So, you have your fire risk assessment, your fire evacuation plans, your staff are fire trained and you have your designated fire marshals. But, how do you know it will all work effectively in the event of a fire? By holding regular fire safety drills!
A fire drill is an emergency protocol that every workplace must have. It’s the process of emulating the procedures you would undergo in the event of a real fire or emergency situation.
A major part of a fire drill procedure is evacuating staff from the premises. Upon sounding the fire alarms staff should evacuate the workplace in an orderly fashion, through fire escape routes and exits specified. Staff will then need to assemble at the correct assembly point whereby a head count and register should be performed to ensure each member of staff has been safely evacuated. For buildings with more than one fire exit, the fire drill should be performed whereby one fire exit is assumed as blocked due to fire. This will ensure staff use escape routes that they may not usually be aware of or use. Procedures that will need to be undertaken in the event of an injury or a member of staff having not evacuated should also be briefed to staff; this will include contacting emergency services, first-aid procedures and any other measures implemented as part of your fire evacuation procedure.
Why Perform a Fire Drill?
To start with, it’s a mandatory part of your fire safety procedures. But just as importantly is that it’s an opportunity to ensure your evacuation procedure is both up to date and effective. A fire drill will help you to assess whether the evacuation routes and procedures are effective in the event of a real fire. It will also help you to assess whether the exits are sufficient enough for the number of staff, and if one exit is blocked whether staff can safely exit from other routes.

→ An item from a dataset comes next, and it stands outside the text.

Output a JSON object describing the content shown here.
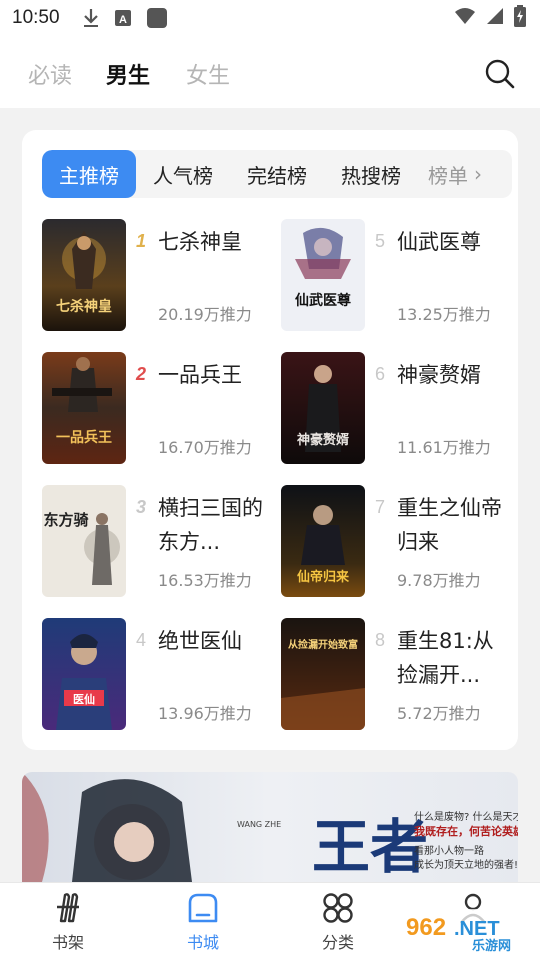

It also allows the perfect opportunity to assess whether your employees are aware of where exits are, what procedures they should be following and whether they need to revisit their fire safety training. It is absolutely vital that every single member of a work team is fully aware of the fire escape procedure!
How Often Should There Be a Fire Drill?
You should perform a full fire drill at least once every year, during work hours when all staff are present. Results from the drill should be recorded and kept as part of the fire and safety evacuation plan.
Who is Responsible for Carrying out a Fire Drill?
In England and Wales, the person responsible for a fire drill is the employer, owner, landlord or occupier of business. Performing a fire drill is as important a part of a fire safety plan as having a fire alarm, and failing to convey the procedures of a fire drill is as dangerous as being completely unaware that there is a fire itself. If the employees in a workplace are unaware of what procedures to take in the event of a fire the results can be devastating. Even more so if your business is somewhere frequented by members of the public. Fire awareness saves lives; don’t take unnecessary risks in your work place.
How do you conduct a fire drill effectively?
A fire drill is a simple procedure, but there are various things you can do before, during, and after the drill takes place to make sure it is as effective and as useful as it possibly can be…
Before carrying out the drill it is useful to:
- Inform all employees that a fire drill is going to happen, providing them with specific details and also firmly letting them know their participation is required.
- If you work in large premises, or multi-location premises, nominate observers to assess the fire drill, paying attention to the appropriateness of actions, the behaviour of employees and any problems which may arise during the drill.
- Additionally, if there are likely to be any visitors present at the time of the fire drill you should also pre-warn them.
Throughout the drill, the ‘responsible person’ and any nominated observers or fire safety wardens should:
- Keep an eye out for any inappropriate behaviour, such as stopping to collect coats, bags and other personal belongings.
- Closely observe any difficulties experienced by people with disabilities, such as an inability to get out of an exit or get down stairs easily.
- Make sure employees are using the nearest fire escape route, rather than just the exit they are most familiar with.
- Pay attention to any difficulties experienced as a result of the chosen escape routes, such as doors being difficult to open or exits being blocked.
- Listen closely to the roll call taken once the evacuation has been completed, making sure everyone is present and accounted for and checking for any issues which may arise.
- Logs all details of the fire drill, including how the evacuation procedure went and any inappropriate actions or problems which were noted as a result.
- Any significant findings of the drill should be recorded within the Fire Risk Assessment and reviewed regularly as part of your workplace fire safety.
- Remedial action deemed necessary, such as the installation of additional fire safety signs or fire alarms, should be undertaken by a professional, reputable fire safety company.